Le 24 juillet 2019, M. [B] [M] a relevé appel de cette décision.

Par conclusions du 13 juin 2022, il demande à la cour d’infirmer le jugement entrepris, en ce qu’il l’a débouté de toutes ses demandes, de constater qu’à la lecture du procès-verbal de séance du conseil municipal du 27 juillet 2016, les atteintes diffamatoires portées à son encontre ès qualités de maire en exercice sont caractérisées, de condamner M. [L], en sa qualité de membre du conseil municipal, du chef de diffamation aggravée au paiement de la somme de 10’000 €, à titre de dommages-intérêts, de rejeter l’exception de bonne foi soulevée, et de condamner l’intimé à lui payer la somme de 3000 €, au titre de l’article 700 du code de procédure civile outre les dépens.
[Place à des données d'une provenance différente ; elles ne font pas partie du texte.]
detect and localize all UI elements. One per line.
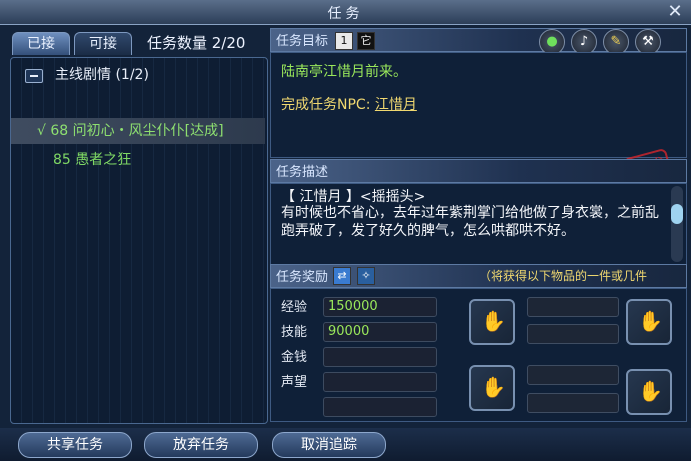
money-value bbox=[323, 347, 437, 367]
reward-exp-icon[interactable]: ⇄ bbox=[333, 267, 351, 285]
quest-window: 任务 ✕ 已接 可接 任务数量 2/20 主线剧情 (1/2) √ 68 问初心… bbox=[0, 0, 691, 461]
pet-icon[interactable]: 它 bbox=[357, 32, 375, 50]
reward-bar-3 bbox=[527, 365, 619, 385]
desc-body: 【 江惜月 】<摇摇头> 有时候也不省心，去年过年紫荆掌门给他做了身衣裳，之前乱… bbox=[270, 183, 687, 265]
npc-name-link[interactable]: 江惜月 bbox=[375, 97, 417, 113]
tab-accepted[interactable]: 已接 bbox=[12, 32, 70, 55]
exp-label: 经验 bbox=[281, 300, 308, 315]
reward-header-label: 任务奖励 bbox=[276, 270, 329, 285]
skill-label: 技能 bbox=[281, 325, 308, 340]
quest-item-1[interactable]: √ 68 问初心・风尘仆仆[达成] bbox=[11, 118, 265, 144]
reward-item-icon[interactable]: ✧ bbox=[357, 267, 375, 285]
target-text: 陆南亭江惜月前来。 bbox=[281, 64, 407, 80]
reward-slot-3[interactable] bbox=[469, 365, 515, 411]
extra-value bbox=[323, 397, 437, 417]
reward-bar-4 bbox=[527, 393, 619, 413]
tab-available[interactable]: 可接 bbox=[74, 32, 132, 55]
exp-value: 150000 bbox=[323, 297, 437, 317]
abandon-quest-button[interactable]: 放弃任务 bbox=[144, 432, 258, 458]
quest-list: 主线剧情 (1/2) √ 68 问初心・风尘仆仆[达成] 85 愚者之狂 bbox=[10, 57, 268, 424]
title-bar: 任务 ✕ bbox=[0, 0, 691, 25]
target-header: 任务目标 1 它 ● ♪ ✎ ⚒ bbox=[270, 28, 687, 55]
category-label: 主线剧情 (1/2) bbox=[55, 67, 149, 83]
scroll-thumb[interactable] bbox=[671, 204, 683, 224]
desc-header-label: 任务描述 bbox=[276, 165, 329, 180]
category-row[interactable]: 主线剧情 (1/2) bbox=[11, 62, 265, 88]
desc-scrollbar[interactable] bbox=[671, 186, 683, 262]
quest-item-2[interactable]: 85 愚者之狂 bbox=[11, 147, 265, 173]
desc-speaker: 【 江惜月 】<摇摇头> bbox=[281, 189, 426, 205]
reward-slot-2[interactable] bbox=[626, 299, 672, 345]
untrack-quest-button[interactable]: 取消追踪 bbox=[272, 432, 386, 458]
reward-header: 任务奖励 ⇄ ✧ （将获得以下物品的一件或几件 bbox=[270, 264, 687, 288]
bottom-bar: 共享任务 放弃任务 取消追踪 bbox=[0, 428, 691, 461]
reward-bar-1 bbox=[527, 297, 619, 317]
reward-slot-1[interactable] bbox=[469, 299, 515, 345]
share-quest-button[interactable]: 共享任务 bbox=[18, 432, 132, 458]
money-label: 金钱 bbox=[281, 350, 308, 365]
collapse-icon[interactable] bbox=[25, 69, 43, 83]
prestige-label: 声望 bbox=[281, 375, 308, 390]
reward-bar-2 bbox=[527, 324, 619, 344]
skill-value: 90000 bbox=[323, 322, 437, 342]
target-body: 陆南亭江惜月前来。 完成任务NPC: 江惜月 完成 bbox=[270, 52, 687, 189]
reward-body: 经验 150000 技能 90000 金钱 声望 bbox=[270, 288, 687, 422]
desc-text: 有时候也不省心，去年过年紫荆掌门给他做了身衣裳，之前乱跑弄破了，发了好久的脾气，… bbox=[281, 205, 659, 239]
npc-label: 完成任务NPC: bbox=[281, 97, 375, 113]
target-header-label: 任务目标 bbox=[276, 34, 329, 49]
number-one-icon[interactable]: 1 bbox=[335, 32, 353, 50]
reward-slot-4[interactable] bbox=[626, 369, 672, 415]
close-icon[interactable]: ✕ bbox=[665, 2, 685, 22]
desc-header: 任务描述 bbox=[270, 159, 687, 183]
quest-list-panel: 已接 可接 任务数量 2/20 主线剧情 (1/2) √ 68 问初心・风尘仆仆… bbox=[10, 30, 268, 424]
window-title: 任务 bbox=[327, 6, 364, 22]
quest-item-label: 85 愚者之狂 bbox=[53, 152, 132, 168]
quest-count: 任务数量 2/20 bbox=[147, 34, 246, 52]
prestige-value bbox=[323, 372, 437, 392]
quest-item-label: √ 68 问初心・风尘仆仆[达成] bbox=[37, 123, 224, 139]
reward-note: （将获得以下物品的一件或几件 bbox=[479, 269, 648, 283]
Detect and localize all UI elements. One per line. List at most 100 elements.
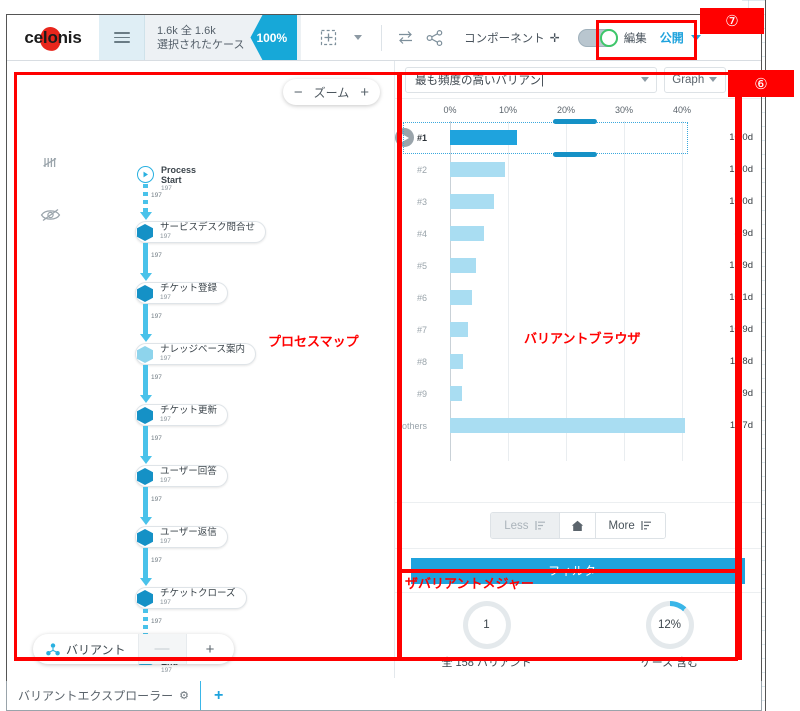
edge-label-8: 197 [151,618,162,625]
add-selection-dropdown[interactable] [343,15,373,61]
zoom-control[interactable]: − ズーム + [282,79,380,105]
bar[interactable] [450,418,685,433]
measure-total-variants[interactable]: 1 全 158 バリアント [395,593,578,678]
publish-chevron-down-icon[interactable] [690,34,701,41]
share-icon [426,29,443,46]
tally-marks-icon [42,158,56,167]
chart-row-3[interactable]: #3 10.0d [395,189,761,215]
bottom-tab-bar: バリアントエクスプローラー ⚙ + [6,681,762,711]
variant-bar-chart[interactable]: 0% 10% 20% 30% 40% #1 #2 #3 #4 8.9d #5 #… [395,99,761,548]
kpi-line1: 1.6k 全 1.6k [157,24,216,37]
bar[interactable] [450,386,462,401]
chart-row-2[interactable]: #2 12.0d [395,157,761,183]
bar[interactable] [450,226,484,241]
row-label: #9 [417,389,428,399]
process-map-canvas[interactable]: − ズーム + Process Start 197 197 サービスデスク問合せ… [7,61,394,678]
graph-select[interactable]: Graph [663,66,726,93]
app-body: − ズーム + Process Start 197 197 サービスデスク問合せ… [7,61,761,678]
publish-label[interactable]: 公開 [660,29,684,46]
edge-arrow-1 [139,273,152,281]
sort-select[interactable]: 最も頻度の高いバリアン| [405,66,657,93]
node-label: サービスデスク問合せ [160,222,256,233]
chart-row-6[interactable]: #6 10.1d [395,285,761,311]
hamburger-icon [113,29,130,46]
x-axis-tick-labels: 0% 10% 20% 30% 40% [395,105,761,117]
variant-label-group[interactable]: バリアント [33,641,138,658]
add-selection-button[interactable] [313,15,343,61]
variant-browser-toolbar: 最も頻度の高いバリアン| Graph ❯ [395,61,761,99]
bar[interactable] [450,258,476,273]
app-header: celonis 1.6k 全 1.6k 選択されたケース 100% コンポーネン… [7,15,761,61]
zoom-out-button[interactable]: − [294,84,303,101]
hidden-eye-button[interactable] [29,191,71,238]
add-tab-button[interactable]: + [201,681,236,710]
x-tick-0: 0% [443,105,457,115]
chart-row-4[interactable]: #4 8.9d [395,221,761,247]
edge-label-4: 197 [151,374,162,381]
bar[interactable] [450,322,468,337]
process-start-node[interactable] [137,166,154,183]
share-button[interactable] [420,15,450,61]
bar[interactable] [450,194,494,209]
publish-group[interactable]: 公開 [660,29,701,46]
chevron-down-icon [640,77,649,82]
edge-label-3: 197 [151,313,162,320]
row-label: #4 [417,229,428,239]
edge-2 [143,304,148,336]
edge-label-1: 197 [151,192,162,199]
variant-measures: 1 全 158 バリアント 12% ケース 含む [395,592,761,678]
chart-row-5[interactable]: #5 13.9d [395,253,761,279]
edge-label-2: 197 [151,252,162,259]
less-button[interactable]: Less [491,513,560,538]
component-label[interactable]: コンポーネント [464,30,545,46]
variant-increase-button[interactable]: + [187,641,234,658]
row-label: #6 [417,293,428,303]
toggle-knob [599,28,618,47]
node-label: チケット登録 [160,283,218,294]
tab-variant-explorer[interactable]: バリアントエクスプローラー ⚙ [7,681,202,710]
measure-case-coverage[interactable]: 12% ケース 含む [578,593,761,678]
chart-row-1[interactable]: #1 10.0d [395,125,761,151]
node-pill[interactable]: サービスデスク問合せ 197 [135,221,267,243]
process-start-count: 197 [161,185,172,192]
x-tick-1: 10% [498,105,518,115]
chart-row-8[interactable]: #8 11.8d [395,349,761,375]
swap-arrows-icon [398,31,412,44]
process-map-panel[interactable]: − ズーム + Process Start 197 197 サービスデスク問合せ… [7,61,395,678]
gear-icon[interactable]: ⚙ [179,689,189,702]
edit-mode-toggle-group[interactable]: 編集 [577,28,647,47]
node-count: 197 [160,416,171,423]
bar[interactable] [450,162,505,177]
node-pill[interactable]: ナレッジベース案内 197 [135,343,257,365]
hamburger-menu-button[interactable] [99,15,145,60]
swap-button[interactable] [390,15,420,61]
chart-row-9[interactable]: #9 9.9d [395,381,761,407]
node-label: ユーザー回答 [160,466,217,477]
home-button[interactable] [559,513,596,538]
graph-select-value: Graph [672,73,705,86]
zoom-label: ズーム [313,85,350,100]
node-label: チケットクローズ [160,588,236,599]
more-bars-icon [641,521,651,530]
bar[interactable] [450,130,517,145]
donut-hole: 12% [650,606,689,644]
row-label: #5 [417,261,428,271]
bar[interactable] [450,290,472,305]
screenshot-root: celonis 1.6k 全 1.6k 選択されたケース 100% コンポーネン… [0,0,800,711]
edge-arrow-4 [139,456,152,464]
chart-row-others[interactable]: others 11.7d [395,413,761,439]
more-button[interactable]: More [595,513,665,538]
bar[interactable] [450,354,463,369]
selection-handle-top[interactable] [553,119,597,124]
edge-label-5: 197 [151,435,162,442]
play-variant-button[interactable] [395,128,414,147]
add-selection-icon [320,29,336,46]
annotation-right-edge-rule [738,72,742,660]
zoom-in-button[interactable]: + [360,84,369,101]
tally-marks-button[interactable] [29,139,71,186]
case-count-kpi[interactable]: 1.6k 全 1.6k 選択されたケース 100% [145,15,302,60]
home-icon [571,520,583,531]
component-add-icon[interactable]: ✛ [550,31,560,45]
edit-mode-toggle[interactable] [577,28,618,47]
celonis-logo[interactable]: celonis [7,15,99,60]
Par conclusions du 25 novembre 2019, M. [T] [L] demande à la cour de confirmer en toutes ses dispositions le jugement entrepris, de débouter M. [B] [M] de toutes ses demandes, et de le condamner à lui payer la somme de 10’000 € à titre de dommages-intérêts pour procédure abusive et celle de 2000 €, au titre de l’article 700 du code de procédure civile, outre les dépens avec distraction.

La cour renvoie aux écritures précitées pour l’exposé exhaustif des prétentions et moyens des parties.

Motifs

Attendu que l’appelant reprend ses prétentions et moyens de première instance, alors que le premier juge a exactement retenu que l’accusation dirigée contre M. [B] [M] en sa qualité de maire en exercice d’avoir pris des décisions de nature selon M. [L] à concourir à la fermeture éventuelle d’un chantier naval, qui relève d’un débat de fond et de la contestation institutionnellement prévue de décisions politiques prises, n’est pas de nature à porter atteinte à l’ honneur ou à la considération de M. [B] [M] ;

Attendu qu’en effet les propos incriminés sont exprimés dans les termes mesurés de la poursuite (« Vous avez tout fait pour que ce chantier ferme. ») ; qu’ils s’inscrivent dans le cadre d’un débat d’idées d’intérêt général au sein du conseil municipal et n’excèdent pas les limites du débat politique et la critique admissible à l’égard d’un homme investi d’un mandat public ; qu’ils ne constituent pas une atteinte à l’honneur ou à la considération de M. [B] [M], ni une diffamation, au sens de l’article 29 de la loi sur la presse ;

Attendu que le jugement qui a débouté M. [B] [M] de toutes ses demandes doit, dès lors, être entièrement approuvé ;

Et attendu que l’exercice d’une action en justice est un droit qui ne dégénère en abus que s’il est démontré l’existence d’une erreur grossière équipollente au dol ou l’intention de nuire ; qu’aucun abus du droit d’ester en justice ne peut être retenu au cas d’espèce, d’où il suit le rejet de la demande présentée par M. [L] tendant à l’octroi de dommages intérêts pour procédure abusive ;

PAR CES MOTIFS

La cour statuant publiquement contradictoirement et en dernier ressort,

Confirme le jugement déféré en toutes ses dispositions,

Y ajoutant,

Déboute l’intimé de sa demande reconventionnelle tendant à l’octroi de dommages intérêts,

Condamne M.[B] [M] à payer à M.[L], la somme de 2000 €, au titre de l’article 700 du code de procédure civile, ainsi qu’aux dépens, et dit que ceux-ci pourront être recouvrés conformément aux dispositions de l’article 699 du code de procédure civile.